In the wake of that programme, the CRE launched an investigation into police forces in England and Wales.

In an interim report published in June this year, the CRE said 14 out of 43 forces were found to be in breach of the Race Relations Amendment Act 2000, which requires them to compile action plans on how to eliminate discrimination and promote equality.

In October, West Mercia police and West Midlands police were served with compliance notices, warning them to rectify the situation.

BBC social affairs correspondent Barnie Choudhury said that since then, the West Mercia police force has been passed fit.

He said the CRE had told West Midlands police it has until January to make changes or face the courts.

‘Technical’ failing

In theory, the West Midlands chief constable could be held in contempt of court and could potentially face a jail term, if his force is found to have flouted the law.

In a statement released on Friday afternoon, the force played down the criticism, saying the CRE had identified two issues which “did not meet technical requirements”.

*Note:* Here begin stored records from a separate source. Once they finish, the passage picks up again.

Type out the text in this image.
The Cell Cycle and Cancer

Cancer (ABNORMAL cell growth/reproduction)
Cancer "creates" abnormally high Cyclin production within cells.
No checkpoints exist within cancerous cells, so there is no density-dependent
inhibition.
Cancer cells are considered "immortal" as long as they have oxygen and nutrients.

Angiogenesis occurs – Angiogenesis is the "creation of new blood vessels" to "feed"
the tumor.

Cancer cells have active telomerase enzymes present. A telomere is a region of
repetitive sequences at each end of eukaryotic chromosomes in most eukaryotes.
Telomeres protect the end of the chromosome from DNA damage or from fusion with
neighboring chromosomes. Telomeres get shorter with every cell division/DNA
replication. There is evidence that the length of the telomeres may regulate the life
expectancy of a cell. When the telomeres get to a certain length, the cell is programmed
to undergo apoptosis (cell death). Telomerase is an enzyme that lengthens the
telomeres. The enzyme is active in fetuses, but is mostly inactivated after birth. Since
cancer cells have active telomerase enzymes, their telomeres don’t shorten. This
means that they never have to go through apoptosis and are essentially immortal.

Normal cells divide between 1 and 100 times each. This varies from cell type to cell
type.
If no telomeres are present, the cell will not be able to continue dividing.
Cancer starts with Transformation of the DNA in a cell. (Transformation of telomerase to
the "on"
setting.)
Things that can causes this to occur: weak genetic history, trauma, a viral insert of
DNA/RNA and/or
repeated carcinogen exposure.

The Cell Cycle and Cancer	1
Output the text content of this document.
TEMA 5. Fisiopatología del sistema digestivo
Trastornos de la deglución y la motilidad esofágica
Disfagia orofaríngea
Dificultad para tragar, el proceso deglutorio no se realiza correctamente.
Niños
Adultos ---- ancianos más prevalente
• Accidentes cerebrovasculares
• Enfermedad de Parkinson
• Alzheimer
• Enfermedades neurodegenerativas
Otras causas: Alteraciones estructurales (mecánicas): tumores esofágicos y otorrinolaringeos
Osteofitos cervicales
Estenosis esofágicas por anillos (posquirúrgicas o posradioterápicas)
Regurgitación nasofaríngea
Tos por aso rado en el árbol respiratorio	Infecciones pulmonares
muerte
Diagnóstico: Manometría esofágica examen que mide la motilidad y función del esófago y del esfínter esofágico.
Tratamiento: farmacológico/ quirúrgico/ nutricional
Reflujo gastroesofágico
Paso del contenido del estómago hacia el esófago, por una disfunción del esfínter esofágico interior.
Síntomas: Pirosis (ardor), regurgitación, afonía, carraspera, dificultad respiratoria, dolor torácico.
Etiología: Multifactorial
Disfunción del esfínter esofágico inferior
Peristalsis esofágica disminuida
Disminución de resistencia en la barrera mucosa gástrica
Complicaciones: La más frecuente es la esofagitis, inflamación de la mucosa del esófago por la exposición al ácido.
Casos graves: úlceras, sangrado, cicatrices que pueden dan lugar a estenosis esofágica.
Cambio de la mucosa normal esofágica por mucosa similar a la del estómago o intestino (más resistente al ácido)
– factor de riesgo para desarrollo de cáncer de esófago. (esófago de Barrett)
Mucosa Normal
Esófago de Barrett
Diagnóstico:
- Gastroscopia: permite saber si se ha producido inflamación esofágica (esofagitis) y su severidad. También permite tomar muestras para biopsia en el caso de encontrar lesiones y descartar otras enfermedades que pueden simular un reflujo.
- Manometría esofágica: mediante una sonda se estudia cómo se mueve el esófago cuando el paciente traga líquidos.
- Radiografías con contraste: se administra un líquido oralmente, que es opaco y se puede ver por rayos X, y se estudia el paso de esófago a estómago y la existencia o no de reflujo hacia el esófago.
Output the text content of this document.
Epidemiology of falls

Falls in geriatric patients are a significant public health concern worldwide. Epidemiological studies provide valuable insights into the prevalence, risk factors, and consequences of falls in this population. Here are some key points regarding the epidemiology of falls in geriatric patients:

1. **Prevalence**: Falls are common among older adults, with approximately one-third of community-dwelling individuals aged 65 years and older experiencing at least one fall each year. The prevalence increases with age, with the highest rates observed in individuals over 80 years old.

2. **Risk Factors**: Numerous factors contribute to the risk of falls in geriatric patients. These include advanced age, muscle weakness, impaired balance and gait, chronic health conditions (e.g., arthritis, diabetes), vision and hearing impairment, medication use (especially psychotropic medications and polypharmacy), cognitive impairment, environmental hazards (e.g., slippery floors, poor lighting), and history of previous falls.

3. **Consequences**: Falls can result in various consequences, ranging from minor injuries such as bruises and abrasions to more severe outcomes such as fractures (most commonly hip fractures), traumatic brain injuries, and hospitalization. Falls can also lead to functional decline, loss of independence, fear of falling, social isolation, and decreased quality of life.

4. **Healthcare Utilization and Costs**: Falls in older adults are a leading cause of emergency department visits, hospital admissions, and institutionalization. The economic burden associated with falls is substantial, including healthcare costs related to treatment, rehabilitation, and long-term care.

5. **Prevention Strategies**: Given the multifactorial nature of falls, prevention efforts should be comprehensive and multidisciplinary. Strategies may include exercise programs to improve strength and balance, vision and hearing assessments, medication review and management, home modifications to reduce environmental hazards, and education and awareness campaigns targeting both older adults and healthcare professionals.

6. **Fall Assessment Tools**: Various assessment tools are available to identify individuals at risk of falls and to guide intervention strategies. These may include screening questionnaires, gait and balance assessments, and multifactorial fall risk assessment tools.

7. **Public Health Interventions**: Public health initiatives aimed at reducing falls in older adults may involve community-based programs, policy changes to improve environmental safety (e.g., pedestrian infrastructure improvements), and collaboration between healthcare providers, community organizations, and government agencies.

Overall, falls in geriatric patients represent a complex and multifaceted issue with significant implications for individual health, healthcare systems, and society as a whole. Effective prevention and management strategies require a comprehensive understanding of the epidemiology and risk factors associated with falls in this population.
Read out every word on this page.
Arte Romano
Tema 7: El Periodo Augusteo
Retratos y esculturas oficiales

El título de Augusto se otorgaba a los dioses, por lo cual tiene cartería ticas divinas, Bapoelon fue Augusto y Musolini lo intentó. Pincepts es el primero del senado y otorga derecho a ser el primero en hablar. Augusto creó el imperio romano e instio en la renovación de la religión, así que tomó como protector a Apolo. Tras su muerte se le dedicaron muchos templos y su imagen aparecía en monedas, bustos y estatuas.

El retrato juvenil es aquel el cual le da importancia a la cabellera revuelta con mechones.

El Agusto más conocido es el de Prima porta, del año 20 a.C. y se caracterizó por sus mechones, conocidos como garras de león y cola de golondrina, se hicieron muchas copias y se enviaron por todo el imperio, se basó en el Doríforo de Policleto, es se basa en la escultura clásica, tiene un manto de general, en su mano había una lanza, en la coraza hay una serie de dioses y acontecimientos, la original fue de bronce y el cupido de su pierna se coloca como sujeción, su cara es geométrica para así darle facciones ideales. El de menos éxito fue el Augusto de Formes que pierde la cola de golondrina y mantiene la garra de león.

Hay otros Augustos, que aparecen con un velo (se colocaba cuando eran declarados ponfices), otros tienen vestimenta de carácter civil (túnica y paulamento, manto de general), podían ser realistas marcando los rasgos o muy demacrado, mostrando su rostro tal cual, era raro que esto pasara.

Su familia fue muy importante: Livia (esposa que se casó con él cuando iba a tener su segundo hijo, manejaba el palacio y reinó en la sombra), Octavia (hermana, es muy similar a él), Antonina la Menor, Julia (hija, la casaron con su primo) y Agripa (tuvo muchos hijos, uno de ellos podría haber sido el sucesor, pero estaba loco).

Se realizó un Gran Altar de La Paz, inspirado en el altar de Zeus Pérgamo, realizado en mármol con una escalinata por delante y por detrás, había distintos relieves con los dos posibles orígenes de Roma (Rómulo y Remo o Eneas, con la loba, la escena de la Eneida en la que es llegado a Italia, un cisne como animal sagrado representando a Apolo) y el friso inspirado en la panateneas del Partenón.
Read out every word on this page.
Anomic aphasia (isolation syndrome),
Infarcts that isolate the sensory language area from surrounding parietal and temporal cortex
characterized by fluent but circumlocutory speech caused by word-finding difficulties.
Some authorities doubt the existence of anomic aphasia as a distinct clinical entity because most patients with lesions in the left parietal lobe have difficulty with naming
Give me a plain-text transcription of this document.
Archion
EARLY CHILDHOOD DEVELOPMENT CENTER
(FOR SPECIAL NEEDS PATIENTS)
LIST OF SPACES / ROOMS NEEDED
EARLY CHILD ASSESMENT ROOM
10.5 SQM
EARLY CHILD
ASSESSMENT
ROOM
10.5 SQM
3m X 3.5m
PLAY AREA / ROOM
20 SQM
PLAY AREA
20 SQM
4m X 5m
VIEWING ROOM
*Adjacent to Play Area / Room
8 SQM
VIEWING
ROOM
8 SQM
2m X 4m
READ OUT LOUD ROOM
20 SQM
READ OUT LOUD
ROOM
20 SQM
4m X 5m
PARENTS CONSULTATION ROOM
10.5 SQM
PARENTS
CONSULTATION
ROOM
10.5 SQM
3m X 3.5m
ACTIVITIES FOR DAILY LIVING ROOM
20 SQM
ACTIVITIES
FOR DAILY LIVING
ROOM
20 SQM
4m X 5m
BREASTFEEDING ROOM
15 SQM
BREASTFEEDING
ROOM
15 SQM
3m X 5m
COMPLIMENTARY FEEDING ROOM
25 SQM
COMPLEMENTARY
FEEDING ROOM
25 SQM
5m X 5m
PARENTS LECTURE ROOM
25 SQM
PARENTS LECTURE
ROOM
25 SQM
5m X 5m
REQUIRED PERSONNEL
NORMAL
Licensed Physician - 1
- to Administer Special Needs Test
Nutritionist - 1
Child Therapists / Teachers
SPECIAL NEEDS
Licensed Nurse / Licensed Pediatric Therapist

The statement added: “We are working closely with the CRE to bring our scheme in line with their standard.

“The force works closely with the Police Authority and the Black and Asian Police Association to foster good community relations, both within the West Midlands and within our own organisation.

“Nationally, the force has the highest percentage of officers and police staff from visible ethnic communities.

“Given our concerns, we are pleased the CRE has agreed to bring forward a review of our scheme and we are confident it will meet CRE expectations.”

The CRE said it was pleased the force was carrying out a review.

“We are looking forward to receiving this and very much hope that it will be found to be fully compliant,” it said.